Using the design_inputs subpackage, other input files (with more or less and/or more or less dimensions) can be generated to run this example. The function in toy-sim.py can be easily modified to accept higher dimensional input (4 inputs, 5 inputs etc.).

This example is within the toy-sim directory. It demonstrates how to rebuild an emulator using files generated from previous training runs. Run with:

python emulator_reconst.py

This example demonstrates building an emulator and performing sensitivity analysis as in this MUCM example.

This example demonstrates building an emulator for simulations with multiple outputs. A separate emulator is built for each output, and by looping over different emulators it is possible to build a sensitivity table showing how all the outputs depend on all the inputs. Note that we need multiple config files and belief files to be specified.
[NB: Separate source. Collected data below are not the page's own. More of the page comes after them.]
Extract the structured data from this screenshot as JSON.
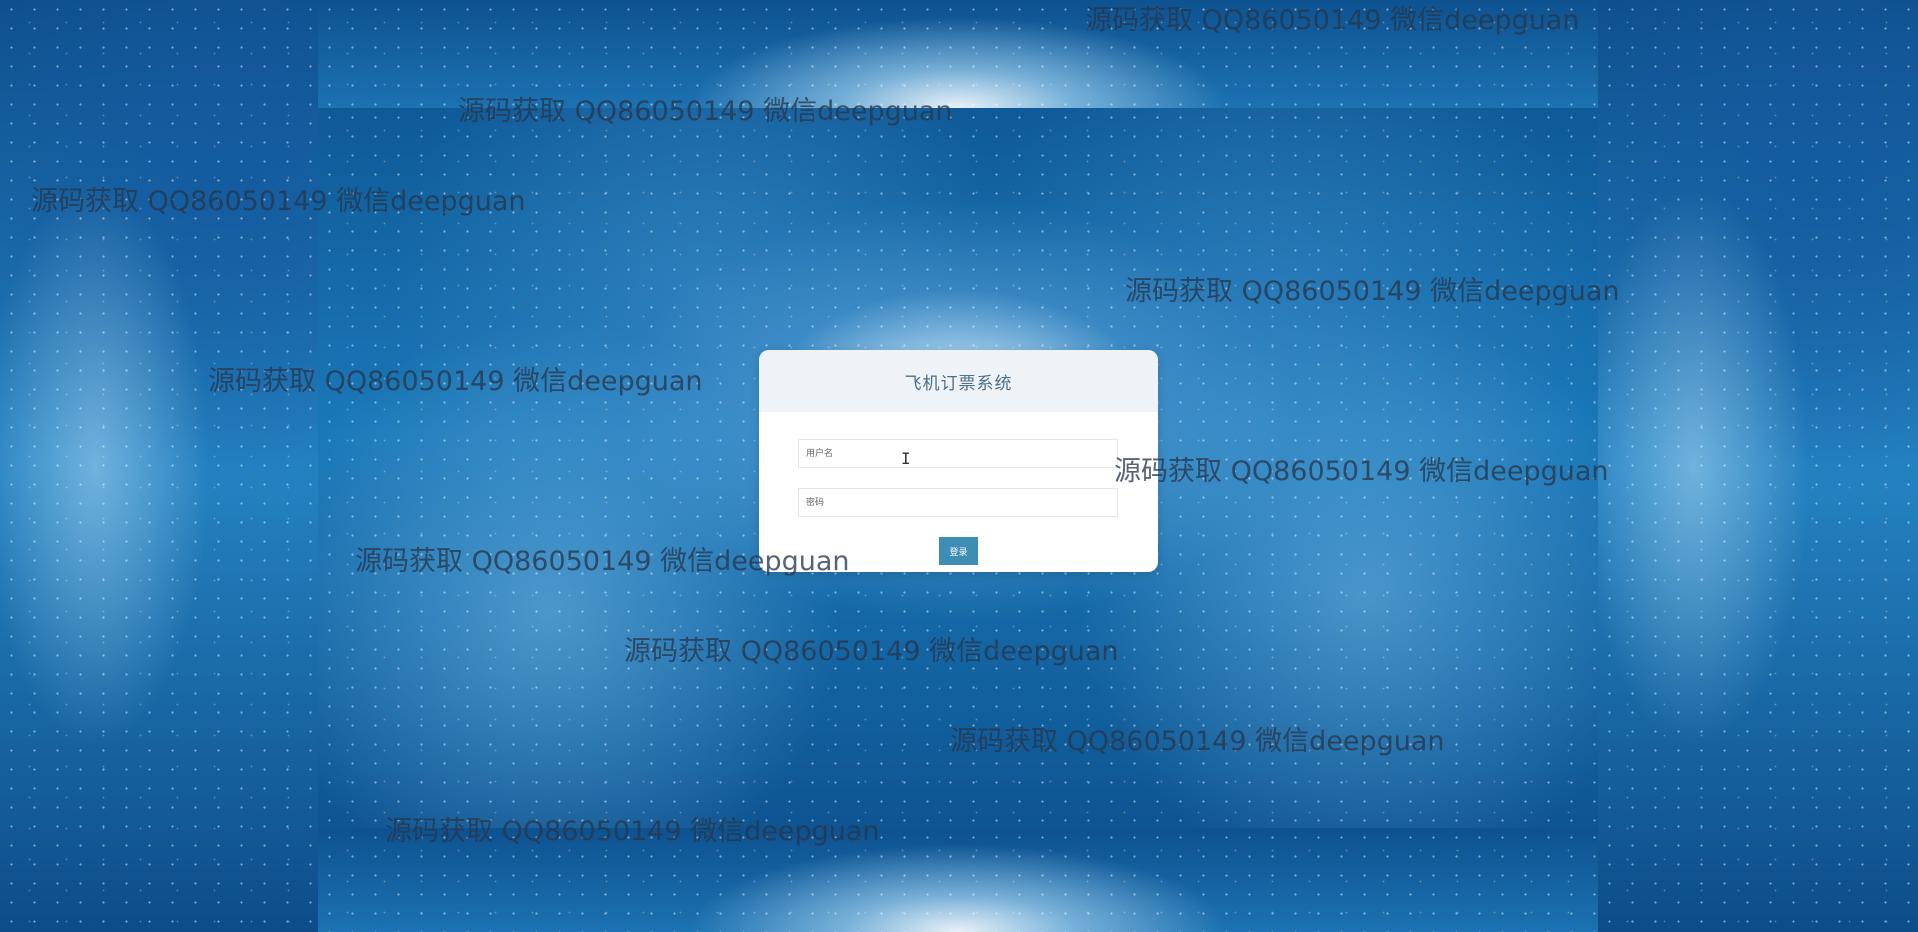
{
  "app": {
    "title": "飞机订票系统"
  },
  "login": {
    "username_placeholder": "用户名",
    "username_value": "",
    "password_placeholder": "密码",
    "password_value": "",
    "submit_label": "登录"
  },
  "watermark": {
    "text": "源码获取 QQ86050149 微信deepguan"
  },
  "colors": {
    "accent": "#3d8db5",
    "header_bg": "#eef3f7",
    "title_text": "#4c6f87",
    "page_bg": "#0d4b86"
  },
  "icons": {
    "cursor": "text-cursor-icon"
  }
}
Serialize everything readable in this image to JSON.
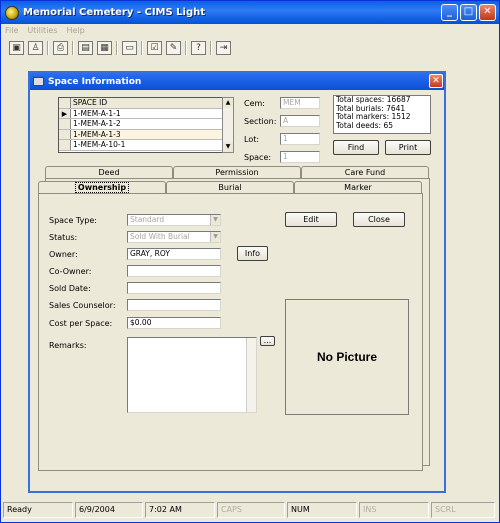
{
  "app": {
    "title": "Memorial Cemetery - CIMS Light"
  },
  "menu": [
    {
      "label": "File"
    },
    {
      "label": "Utilities"
    },
    {
      "label": "Help"
    }
  ],
  "dialog": {
    "title": "Space Information",
    "grid": {
      "header": "SPACE ID",
      "rows": [
        "1-MEM-A-1-1",
        "1-MEM-A-1-2",
        "1-MEM-A-1-3",
        "1-MEM-A-10-1"
      ]
    },
    "location": {
      "cem_label": "Cem:",
      "cem_value": "MEM",
      "section_label": "Section:",
      "section_value": "A",
      "lot_label": "Lot:",
      "lot_value": "1",
      "space_label": "Space:",
      "space_value": "1"
    },
    "totals": {
      "spaces": "Total spaces: 16687",
      "burials": "Total burials: 7641",
      "markers": "Total markers: 1512",
      "deeds": "Total deeds: 65"
    },
    "buttons": {
      "find": "Find",
      "print": "Print",
      "edit": "Edit",
      "close": "Close",
      "info": "Info",
      "remarks_more": "..."
    },
    "tabs_back": [
      "Deed",
      "Permission",
      "Care Fund"
    ],
    "tabs_front": [
      "Ownership",
      "Burial",
      "Marker"
    ],
    "active_tab": "Ownership",
    "form": {
      "space_type_label": "Space Type:",
      "space_type_value": "Standard",
      "status_label": "Status:",
      "status_value": "Sold With Burial",
      "owner_label": "Owner:",
      "owner_value": "GRAY, ROY",
      "co_owner_label": "Co-Owner:",
      "co_owner_value": "",
      "sold_date_label": "Sold Date:",
      "sold_date_value": "",
      "sales_counselor_label": "Sales Counselor:",
      "sales_counselor_value": "",
      "cost_label": "Cost per Space:",
      "cost_value": "$0.00",
      "remarks_label": "Remarks:",
      "remarks_value": ""
    },
    "picture_text": "No Picture"
  },
  "status": {
    "state": "Ready",
    "date": "6/9/2004",
    "time": "7:02 AM",
    "caps": "CAPS",
    "num": "NUM",
    "ins": "INS",
    "scrl": "SCRL"
  },
  "colors": {
    "titlebar": "#0a5fe8",
    "dialog_bg": "#ece9d8",
    "close_button": "#c43a1c"
  }
}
This example demonstrates using the noisefit() function to learn the functional form of the noise for a simple 2D input toy problem. In place of a simulation are two simple functions - one for the mean of the data and another for the amplitude of random normal noise to be added to the mean of the data. An optimal Latin Hypecube Design is created, the outputs are calculated from the simple functions, and the noisefit() function attempts to fit the noise. Afterwards, a plot is made showing the true noise function on the left and the estimate from the noisefit() function. This example should be run several times to get a feel for the variability of the fit to the noise.

There are several extra features available for convenience.

To easily obtain the values of the posterior mean and variance at a given set of (test) input points x, use:

import numpy as np
x = np.array( [[0.5, 0.5],[0.5, 0.5]] )

m, v = g.posterior(emul, x, predict = True)

where emul is an emulator instance, x are the input values for which the posterior is to be calculated for, and predict is an option (default True) for switching between prediction (True) and estimation (False). The function returns a tuple containing numpy arrays for the posterior mean and variance.

To generate a random sample from the posterior, use:

s = g.posterior_sample(emul, x, predict = True)

where the arguments have the same meaning as above. This function returns the sample as a numpy array.

N.B. alt_nugget T must be specified in the beliefs file to use this function. To add an array of constant variance to the diagonal of the training (or validation) data correlation matrix, the function set_r() (belonging to the structure Data of which training and validation are both instances of) can be used:

G3 = g.setup("config-G3", datashuffle=False, scaleinputs=False)
G3.training.set_r(r)
g.train(G3)

where r is a 1D numpy array containing n elements, where n is the number of datapoints in training. Note that datashuffle is set to False because each element of r will correspond to variance for a particular input data point. If r is in the same order as the datapoints in the input file, then we should definitely not shuffle the data when reading from the input file, else the values in r will not correspond to the correct data points. This feature could be useful for specifying known experimental variance for each datapoint.